Christopher Nolan a l’habitude de jouer sur le temps, de faire s’entrelacer les histoires et temporalités, mais nous perd et se perd avec Dunkerque. Il n’est plus question d’un rapport frontal au temps, mais le temps est bel et bien un faire-valoir utilisé dans le but de lier les trois histoires en une même séquence finale. Oui, le temps est bien vecteur de mort pour les centaines de milliers de soldats repliés sur la plage ou encore pour ce pilote britannique ou pour toute personne blessée, mais si l’on cherche à pousser l’analyse il en va donc de même pour tout personnage blessé ou dans l’attente de secours de n’importe quel œuvre cinématographique.

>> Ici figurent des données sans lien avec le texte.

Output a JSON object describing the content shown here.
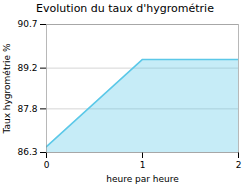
{
  "chart_data": {
    "type": "area",
    "title": "Evolution du taux d'hygrométrie",
    "xlabel": "heure par heure",
    "ylabel": "Taux hygrométrie %",
    "x": [
      0,
      1,
      2
    ],
    "values": [
      86.5,
      89.5,
      89.5
    ],
    "color": "#5bc8e8",
    "xlim": [
      0,
      2
    ],
    "ylim": [
      86.3,
      90.7
    ],
    "xticks": [
      0,
      1,
      2
    ],
    "yticks": [
      86.3,
      87.8,
      89.2,
      90.7
    ],
    "grid": true
  }
}
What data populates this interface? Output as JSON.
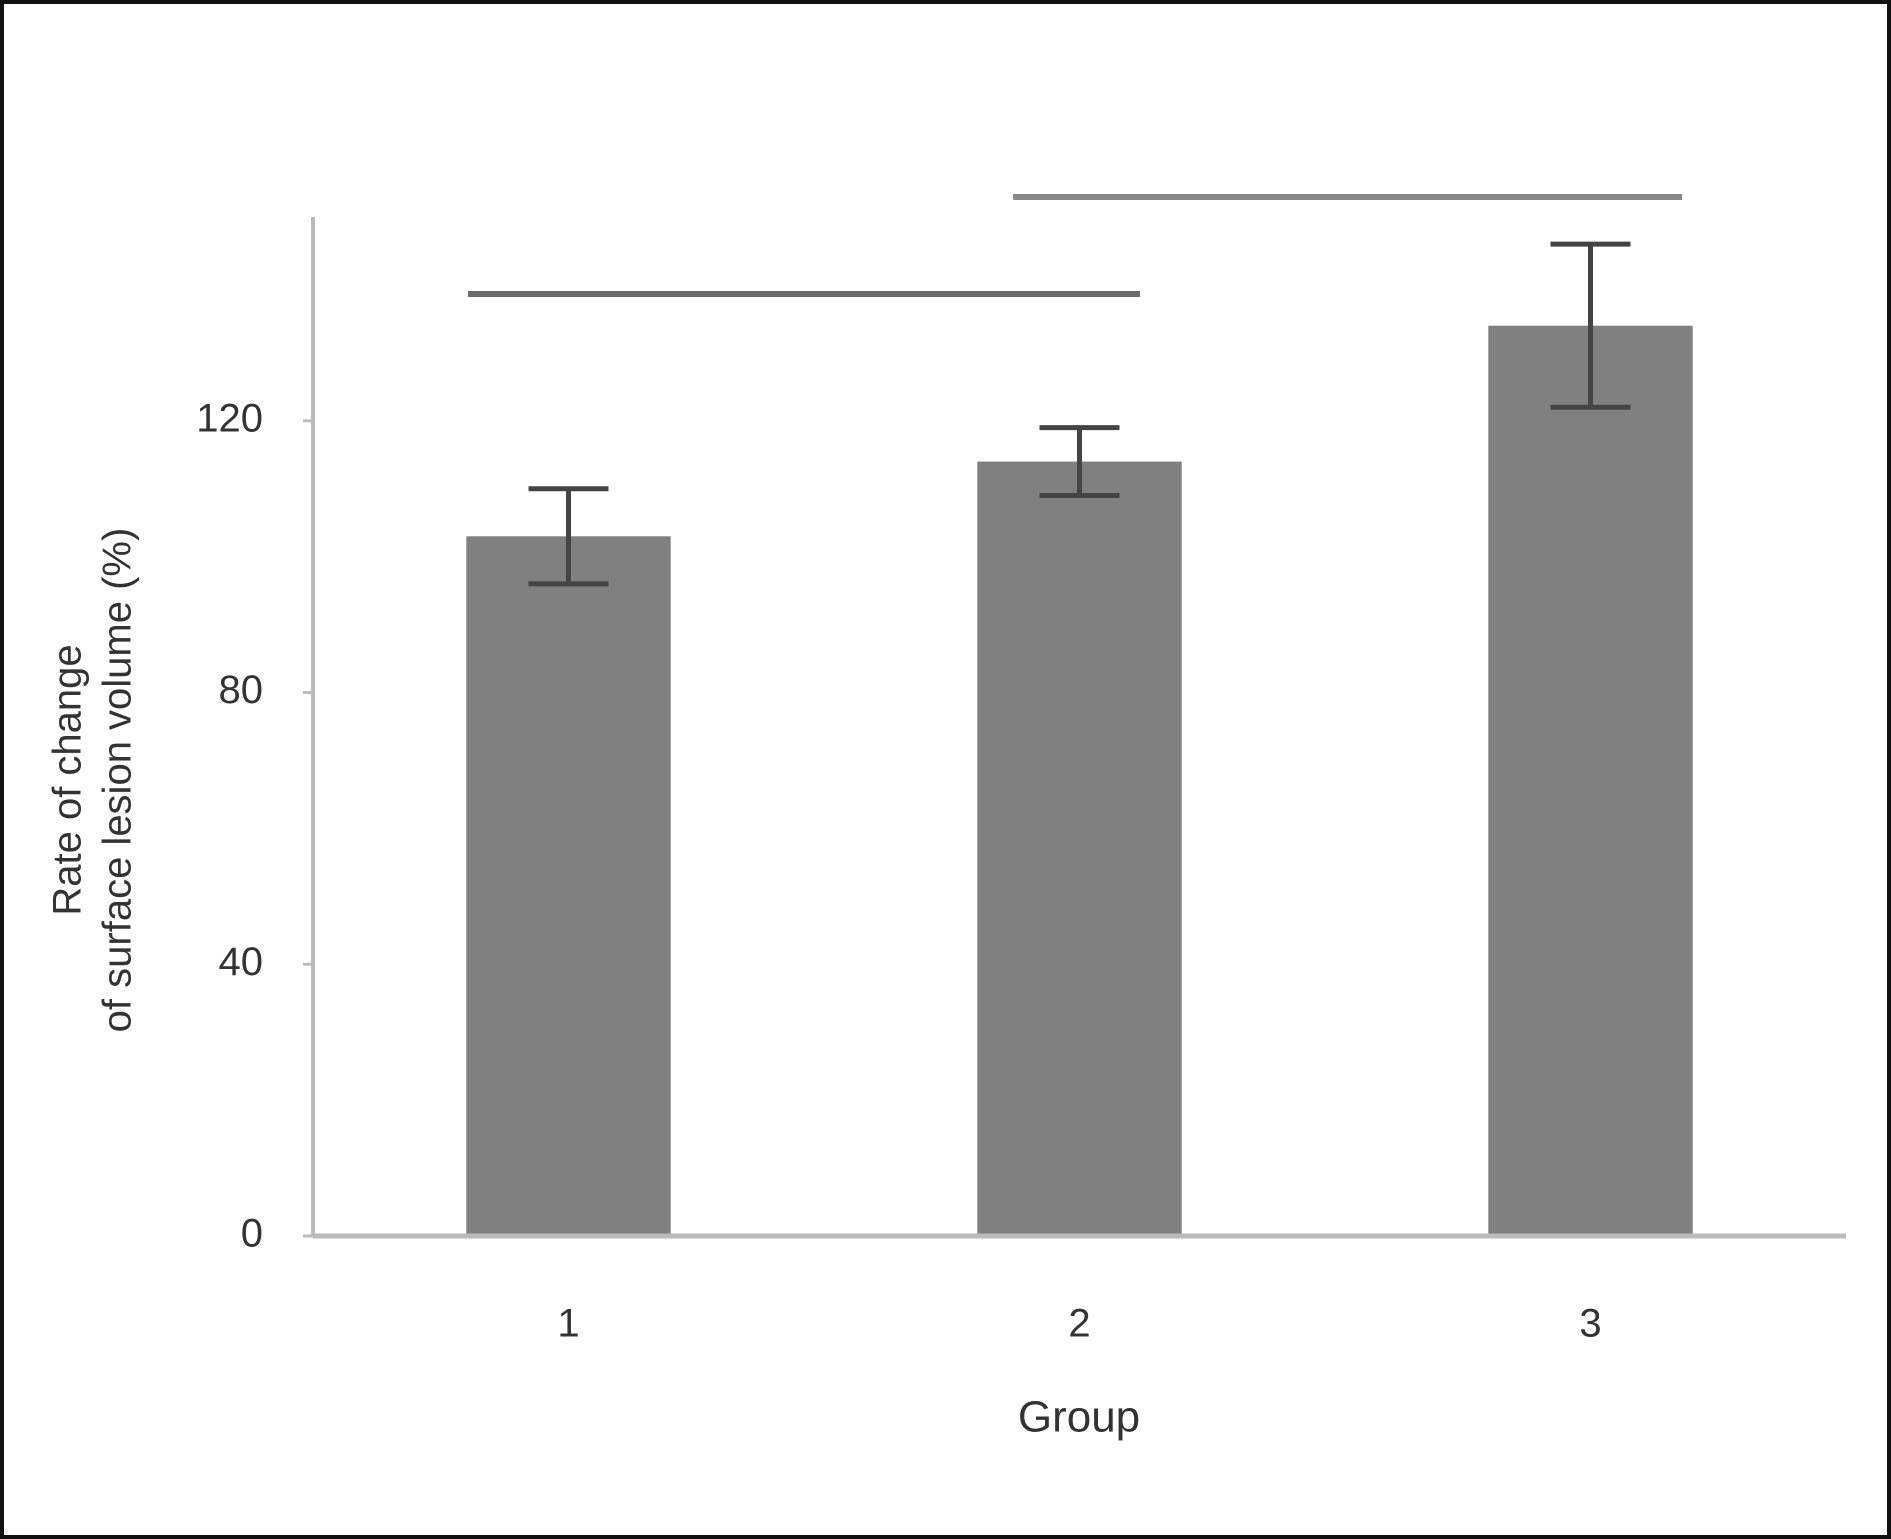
{
  "chart_data": {
    "type": "bar",
    "categories": [
      "1",
      "2",
      "3"
    ],
    "values": [
      103,
      114,
      134
    ],
    "errors": [
      7,
      5,
      12
    ],
    "color": "#808080",
    "ylim": [
      0,
      150
    ],
    "yticks": [
      0,
      40,
      80,
      120
    ],
    "xlabel": "Group",
    "ylabel": [
      "Rate of change",
      "of surface lesion volume (%)"
    ]
  }
}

Par ailleurs, en se focalisant sur les troupes britanniques le scénario met au tiroir le sacrifice des troupes françaises qui faisaient barrages à l’ennemi. Un « oubli » léger, mais notable surtout lorsque l’ouverture le stipule en sous-texte. On notera également un final décevant, car en inadéquation avec l’aridité et la violence, aussi bien physique que psychologique, de la guerre décriée par le long-métrage.

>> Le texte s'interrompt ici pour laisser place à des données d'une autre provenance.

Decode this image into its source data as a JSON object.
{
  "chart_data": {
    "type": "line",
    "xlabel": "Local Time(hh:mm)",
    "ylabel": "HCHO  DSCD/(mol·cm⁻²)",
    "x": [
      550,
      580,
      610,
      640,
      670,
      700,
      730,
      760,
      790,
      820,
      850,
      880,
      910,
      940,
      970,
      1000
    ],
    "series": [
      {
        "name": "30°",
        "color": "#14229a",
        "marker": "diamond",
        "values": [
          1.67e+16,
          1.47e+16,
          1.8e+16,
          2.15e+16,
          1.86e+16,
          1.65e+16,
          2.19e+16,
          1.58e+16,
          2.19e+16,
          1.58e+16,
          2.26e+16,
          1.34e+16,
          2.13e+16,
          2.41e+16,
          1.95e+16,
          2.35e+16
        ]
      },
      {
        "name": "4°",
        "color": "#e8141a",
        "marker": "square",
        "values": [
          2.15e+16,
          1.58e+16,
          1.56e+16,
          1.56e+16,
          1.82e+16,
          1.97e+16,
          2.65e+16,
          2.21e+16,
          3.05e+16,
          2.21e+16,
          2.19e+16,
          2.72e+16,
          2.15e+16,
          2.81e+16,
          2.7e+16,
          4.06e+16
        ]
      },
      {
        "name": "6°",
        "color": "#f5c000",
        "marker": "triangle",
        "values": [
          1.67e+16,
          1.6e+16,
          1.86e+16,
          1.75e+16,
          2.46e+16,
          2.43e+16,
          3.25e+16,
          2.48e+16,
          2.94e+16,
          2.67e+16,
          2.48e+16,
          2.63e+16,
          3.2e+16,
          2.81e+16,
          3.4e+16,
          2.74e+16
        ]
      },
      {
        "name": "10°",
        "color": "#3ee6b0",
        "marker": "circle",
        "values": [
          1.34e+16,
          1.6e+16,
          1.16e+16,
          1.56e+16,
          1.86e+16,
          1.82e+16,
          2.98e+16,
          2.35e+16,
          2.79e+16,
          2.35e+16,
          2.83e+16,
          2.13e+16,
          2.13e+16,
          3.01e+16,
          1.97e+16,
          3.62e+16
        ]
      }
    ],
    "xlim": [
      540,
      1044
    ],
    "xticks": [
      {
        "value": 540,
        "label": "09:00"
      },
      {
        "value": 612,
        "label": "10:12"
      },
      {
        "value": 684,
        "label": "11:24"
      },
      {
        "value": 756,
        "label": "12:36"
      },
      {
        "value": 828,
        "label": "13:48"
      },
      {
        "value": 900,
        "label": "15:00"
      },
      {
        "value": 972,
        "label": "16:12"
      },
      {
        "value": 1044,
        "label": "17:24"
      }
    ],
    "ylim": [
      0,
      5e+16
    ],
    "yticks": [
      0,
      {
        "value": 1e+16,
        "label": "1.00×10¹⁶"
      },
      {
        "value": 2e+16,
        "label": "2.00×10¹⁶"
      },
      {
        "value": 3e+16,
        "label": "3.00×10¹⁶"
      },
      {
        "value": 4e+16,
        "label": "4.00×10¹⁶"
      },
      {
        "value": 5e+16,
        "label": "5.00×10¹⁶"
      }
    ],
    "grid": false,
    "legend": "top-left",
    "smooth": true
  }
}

Des partis pris de mise en scène intéressants et fortement évocateurs, à l’instar des choix de cadrages et cette volonté de tourner caméra à l’épaule, et ce, même avec des caméras IMAX. Le scénario rôdé et remarquablement bien découpé, permet à la structure narrative de s’offrir le luxe de dire non à un schéma linéaire classique, et oui à l’entrelacement de trois histoires qui se déroulent sur trois temporalités différentes. Dunkerque est une expérience sensorielle intéressante et magnifiquement menée par son réalisateur, son chef opérateur et son monteur. Cependant, des ces mêmes qualités proviennent des défauts, qui en font un film comme un autre, une œuvre critiquable sur de multiples points comme beaucoup d’autres. La volonté de faire pérenniser la tension créée par le minimalisme de la mise en scène pousse le monteur à se focaliser sur l’action, à trop découper par moment des plans qui mériteraient qu’on s’y attarde de par leurs forces évocatrices. Et pousse également le compositeur Hans Zimmer à occulter les moments de silence et développer des compositions plus orchestrales, plus marquantes. Une bande-originale qui ne reste pas en mémoire et qui émotionnellement agace davantage qu’elle ne touche ou procure un certain plaisir auditif.

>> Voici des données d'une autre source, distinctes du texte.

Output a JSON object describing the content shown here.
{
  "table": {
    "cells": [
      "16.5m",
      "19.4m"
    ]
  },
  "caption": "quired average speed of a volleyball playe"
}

En vient le problème du format dans lequel voir le film. Voir Dunkerque en DCP 4K (format classique) n’est pas dommageable, car la mise en scène et le cadrage est fait de manière à ce que tous les spectateurs puissent profiter au mieux de l’expérience. Cependant, on en profite qu’à moitié. On se rend compte du travail opéré sur la profondeur de champ, la mise en scène et l’ambiance générale, sans pour autant le voir pleinement. Qu’on le veuille ou non, l’image est « cropée » presque dans sa moitié par rapport au format de tournage (IMAX 70mm NDLR). Surtout que cette fois, tout le film est proposé dans un format unique, donc les 70% tournés en IMAX 70mm sont davantage « cropés » que ça ne pouvait être le cas sur un The Dark Knight Rises ou encore Interstellar. C’est dommage et à l’instar d’un Un Jour dans la vie de Billy Lynn, n’en résulte surtout de la frustration. Oui Dunkerque est une expérience de cinéma intéressante, oui la mise en scène est saisissante de par sa maîtrise et son minimalisme, mais non ce n’est pas un film majeur ou un Nolan majeur de par sa structure narrative qui n’a fondamentalement rien de novatrice, même si, de qualité.